Update on the role of emerging stem cell technology in head and neck medicine
Spencer, H., Moshkbouymatin, N. A., Webb, W.R., Joshi, A. and D'Souza, A. 2021. Update on the role of emerging stem cell technology in head and neck medicine. Head and Neck. https://doi.org/10.1002/hed.26674
|Authors||Spencer, H., Moshkbouymatin, N. A., Webb, W.R., Joshi, A. and D'Souza, A.|
Head and neck surgery is a broad discipline that involves the management of complex conditions such as burns, skin cancer, head and neck cancer, congenital abnormalities, and facial rejuvenation. For patients with cancer, surgery, radiotherapy, and chemotherapy are often the main modes of treatment.

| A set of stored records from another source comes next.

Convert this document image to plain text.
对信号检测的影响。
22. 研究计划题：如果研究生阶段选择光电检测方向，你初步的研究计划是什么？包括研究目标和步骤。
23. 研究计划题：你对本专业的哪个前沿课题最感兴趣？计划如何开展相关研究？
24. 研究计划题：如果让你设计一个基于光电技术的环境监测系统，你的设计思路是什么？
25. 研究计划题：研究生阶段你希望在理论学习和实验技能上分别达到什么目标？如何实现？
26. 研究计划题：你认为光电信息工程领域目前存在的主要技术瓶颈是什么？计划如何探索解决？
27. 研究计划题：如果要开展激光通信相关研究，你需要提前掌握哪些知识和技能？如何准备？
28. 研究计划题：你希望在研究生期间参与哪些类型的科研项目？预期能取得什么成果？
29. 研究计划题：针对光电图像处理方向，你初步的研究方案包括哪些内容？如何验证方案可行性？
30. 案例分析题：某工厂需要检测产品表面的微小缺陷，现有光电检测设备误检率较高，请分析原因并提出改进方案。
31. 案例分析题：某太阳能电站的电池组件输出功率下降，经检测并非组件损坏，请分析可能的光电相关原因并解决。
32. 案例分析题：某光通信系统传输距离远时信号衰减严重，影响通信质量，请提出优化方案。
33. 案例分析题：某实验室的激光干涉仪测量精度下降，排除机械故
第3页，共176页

Many patients require follow-up reconstructive surgery, and the use of stem cells offers novel treatments that could aid recovery.
Laryngeal, tracheal, and neuronal tissues are frequently damaged by surgery in the head and neck and these tissues have little intrinsic regenerative ability. Pluripotent embryonic stem cells retain the ability to differentiate into a wide variety of cells meaning that large tissue defects can be reduced by stimulating new cell growth. Research has demonstrated potential benefits of using stem cells in facial rejuvenation procedures and the management of burns sequelae.

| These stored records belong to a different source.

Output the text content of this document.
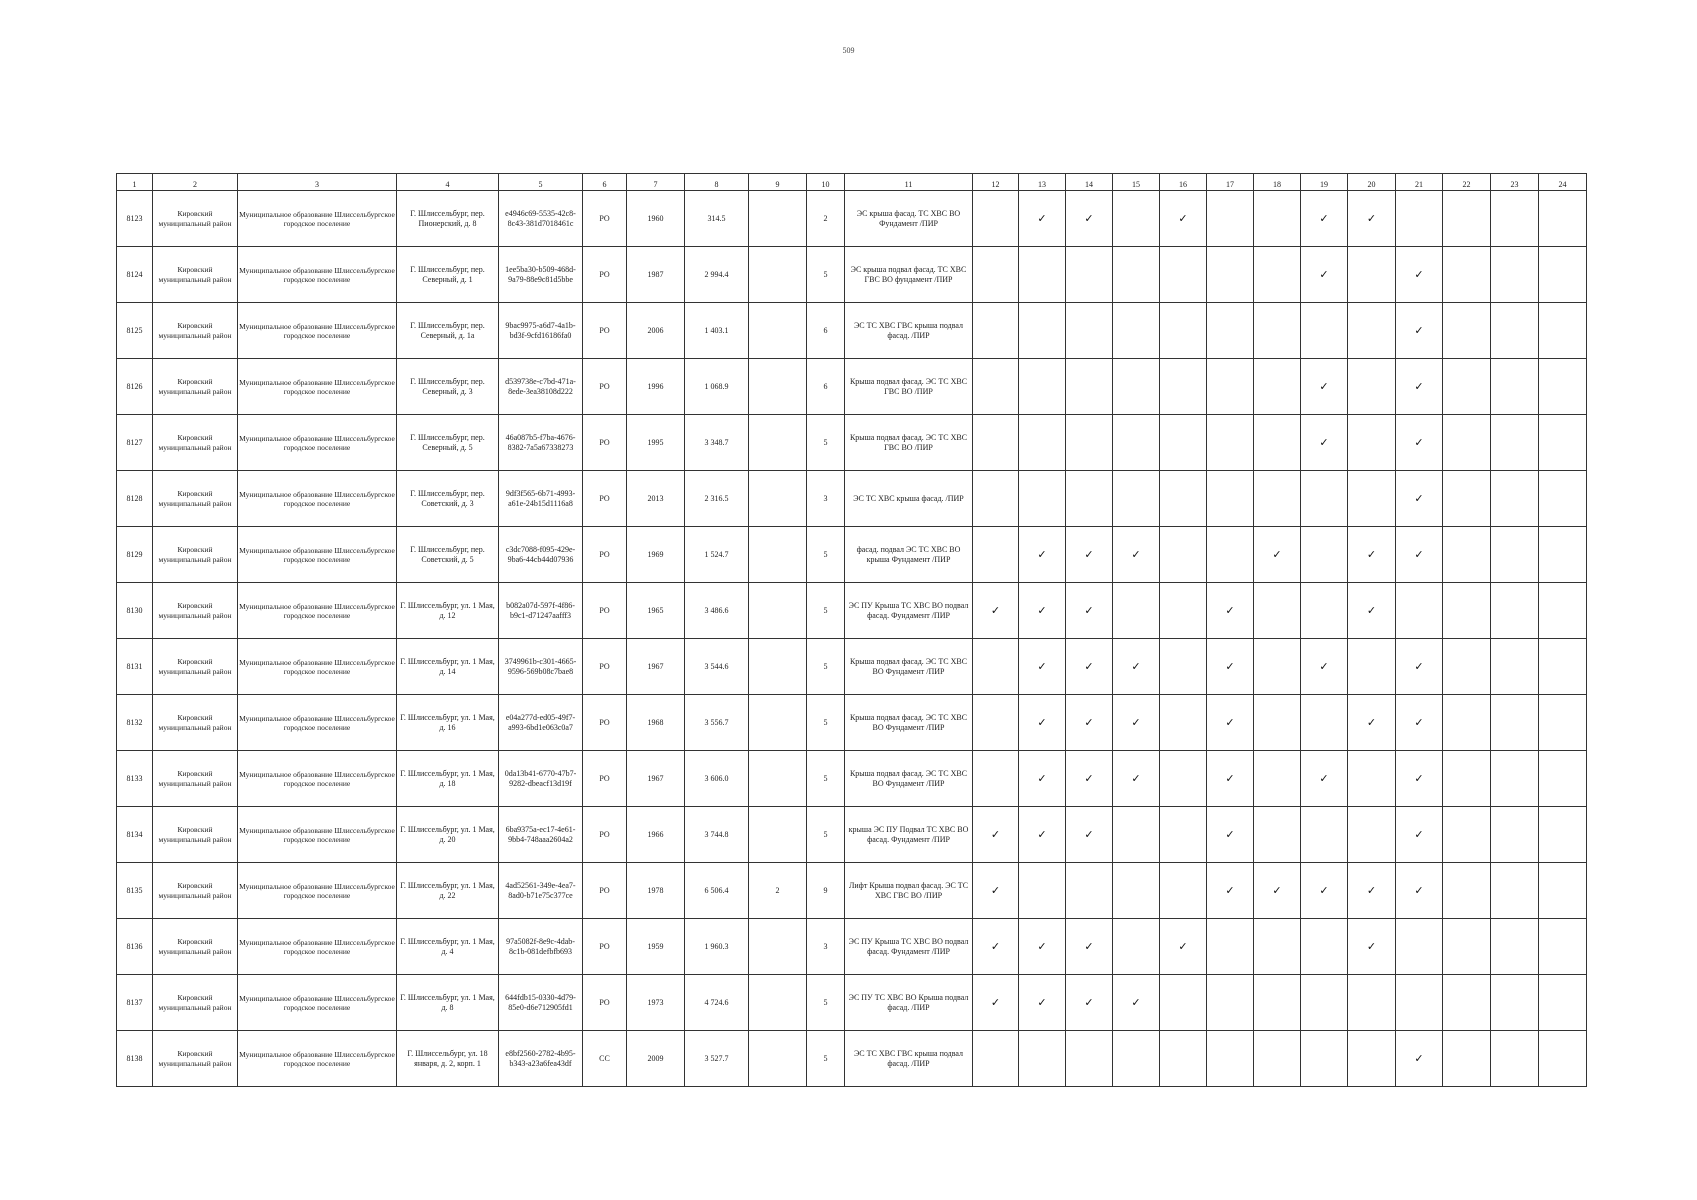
509
1	2	3	4	5	6	7	8	9	10	11	12	13	14	15	16	17	18	19	20	21	22	23	24
8123	Кировский муниципальный район	Муниципальное образование Шлиссельбургское городское поселение	Г. Шлиссельбург, пер. Пионерский, д. 8	e4946c69-5535-42c8-8c43-381d7018461c	РО	1960	314.5		2	ЭС крыша фасад. ТС ХВС ВО Фундамент /ПИР		✓	✓		✓			✓	✓				
8124	Кировский муниципальный район	Муниципальное образование Шлиссельбургское городское поселение	Г. Шлиссельбург, пер. Северный, д. 1	1ee5ba30-b509-468d-9a79-88e9c81d5bbe	РО	1987	2 994.4		5	ЭС крыша подвал фасад. ТС ХВС ГВС ВО фундамент /ПИР								✓		✓			
8125	Кировский муниципальный район	Муниципальное образование Шлиссельбургское городское поселение	Г. Шлиссельбург, пер. Северный, д. 1а	9bac9975-a6d7-4a1b-bd3f-9cfd16186fa0	РО	2006	1 403.1		6	ЭС ТС ХВС ГВС крыша подвал фасад. /ПИР										✓			
8126	Кировский муниципальный район	Муниципальное образование Шлиссельбургское городское поселение	Г. Шлиссельбург, пер. Северный, д. 3	d539738e-c7bd-471a-8ede-3ea38108d222	РО	1996	1 068.9		6	Крыша подвал фасад. ЭС ТС ХВС ГВС ВО /ПИР								✓		✓			
8127	Кировский муниципальный район	Муниципальное образование Шлиссельбургское городское поселение	Г. Шлиссельбург, пер. Северный, д. 5	46a087b5-f7ba-4676-8382-7a5a67338273	РО	1995	3 348.7		5	Крыша подвал фасад. ЭС ТС ХВС ГВС ВО /ПИР								✓		✓			
8128	Кировский муниципальный район	Муниципальное образование Шлиссельбургское городское поселение	Г. Шлиссельбург, пер. Советский, д. 3	9df3f565-6b71-4993-a61e-24b15d1116a8	РО	2013	2 316.5		3	ЭС ТС ХВС крыша фасад. /ПИР										✓			
8129	Кировский муниципальный район	Муниципальное образование Шлиссельбургское городское поселение	Г. Шлиссельбург, пер. Советский, д. 5	c3dc7088-f095-429e-9ba6-44cb44d07936	РО	1969	1 524.7		5	фасад. подвал ЭС ТС ХВС ВО крыша Фундамент /ПИР		✓	✓	✓			✓		✓	✓			
8130	Кировский муниципальный район	Муниципальное образование Шлиссельбургское городское поселение	Г. Шлиссельбург, ул. 1 Мая, д. 12	b082a07d-597f-4f86-b9c1-d71247aafff3	РО	1965	3 486.6		5	ЭС ПУ Крыша ТС ХВС ВО подвал фасад. Фундамент /ПИР	✓	✓	✓			✓			✓				
8131	Кировский муниципальный район	Муниципальное образование Шлиссельбургское городское поселение	Г. Шлиссельбург, ул. 1 Мая, д. 14	3749961b-c301-4665-9596-569b08c7bae8	РО	1967	3 544.6		5	Крыша подвал фасад. ЭС ТС ХВС ВО Фундамент /ПИР		✓	✓	✓		✓		✓		✓			
8132	Кировский муниципальный район	Муниципальное образование Шлиссельбургское городское поселение	Г. Шлиссельбург, ул. 1 Мая, д. 16	e04a277d-ed05-49f7-a993-6bd1e063c0a7	РО	1968	3 556.7		5	Крыша подвал фасад. ЭС ТС ХВС ВО Фундамент /ПИР		✓	✓	✓		✓			✓	✓			
8133	Кировский муниципальный район	Муниципальное образование Шлиссельбургское городское поселение	Г. Шлиссельбург, ул. 1 Мая, д. 18	0da13b41-6770-47b7-9282-dbeacf13d19f	РО	1967	3 606.0		5	Крыша подвал фасад. ЭС ТС ХВС ВО Фундамент /ПИР		✓	✓	✓		✓		✓		✓			
8134	Кировский муниципальный район	Муниципальное образование Шлиссельбургское городское поселение	Г. Шлиссельбург, ул. 1 Мая, д. 20	6ba9375a-ec17-4e61-9bb4-748aaa2604a2	РО	1966	3 744.8		5	крыша ЭС ПУ Подвал ТС ХВС ВО фасад. Фундамент /ПИР	✓	✓	✓			✓				✓			
8135	Кировский муниципальный район	Муниципальное образование Шлиссельбургское городское поселение	Г. Шлиссельбург, ул. 1 Мая, д. 22	4ad52561-349e-4ea7-8ad0-b71e75c377ce	РО	1978	6 506.4	2	9	Лифт Крыша подвал фасад. ЭС ТС ХВС ГВС ВО /ПИР	✓					✓	✓	✓	✓	✓			
8136	Кировский муниципальный район	Муниципальное образование Шлиссельбургское городское поселение	Г. Шлиссельбург, ул. 1 Мая, д. 4	97a5082f-8e9c-4dab-8c1b-081defbfb693	РО	1959	1 960.3		3	ЭС ПУ Крыша ТС ХВС ВО подвал фасад. Фундамент /ПИР	✓	✓	✓		✓				✓				
8137	Кировский муниципальный район	Муниципальное образование Шлиссельбургское городское поселение	Г. Шлиссельбург, ул. 1 Мая, д. 8	644fdb15-0330-4d79-85e0-d6e712905fd1	РО	1973	4 724.6		5	ЭС ПУ ТС ХВС ВО Крыша подвал фасад. /ПИР	✓	✓	✓	✓									
8138	Кировский муниципальный район	Муниципальное образование Шлиссельбургское городское поселение	Г. Шлиссельбург, ул. 18 января, д. 2, корп. 1	e8bf2560-2782-4b95-b343-a23a6fea43df	СС	2009	3 527.7		5	ЭС ТС ХВС ГВС крыша подвал фасад. /ПИР										✓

The advancements made in the use of adult progenitor stem cells as a possible source for pluripotent stem cells (induced pluripotent stem cells) mean that ethical considerations around the use of embryological tissue can be minimized, allowing for more research to take place. Currently, the evidence base for the use of stem cells in head and neck surgery is limited, but it has now been proven that stem cells can act as a source for lost or damaged tissue in the head and neck. With continuous advancements being made in the fields of tissue engineering, it is likely that stem cells will play a major role in head and neck surgery in the future.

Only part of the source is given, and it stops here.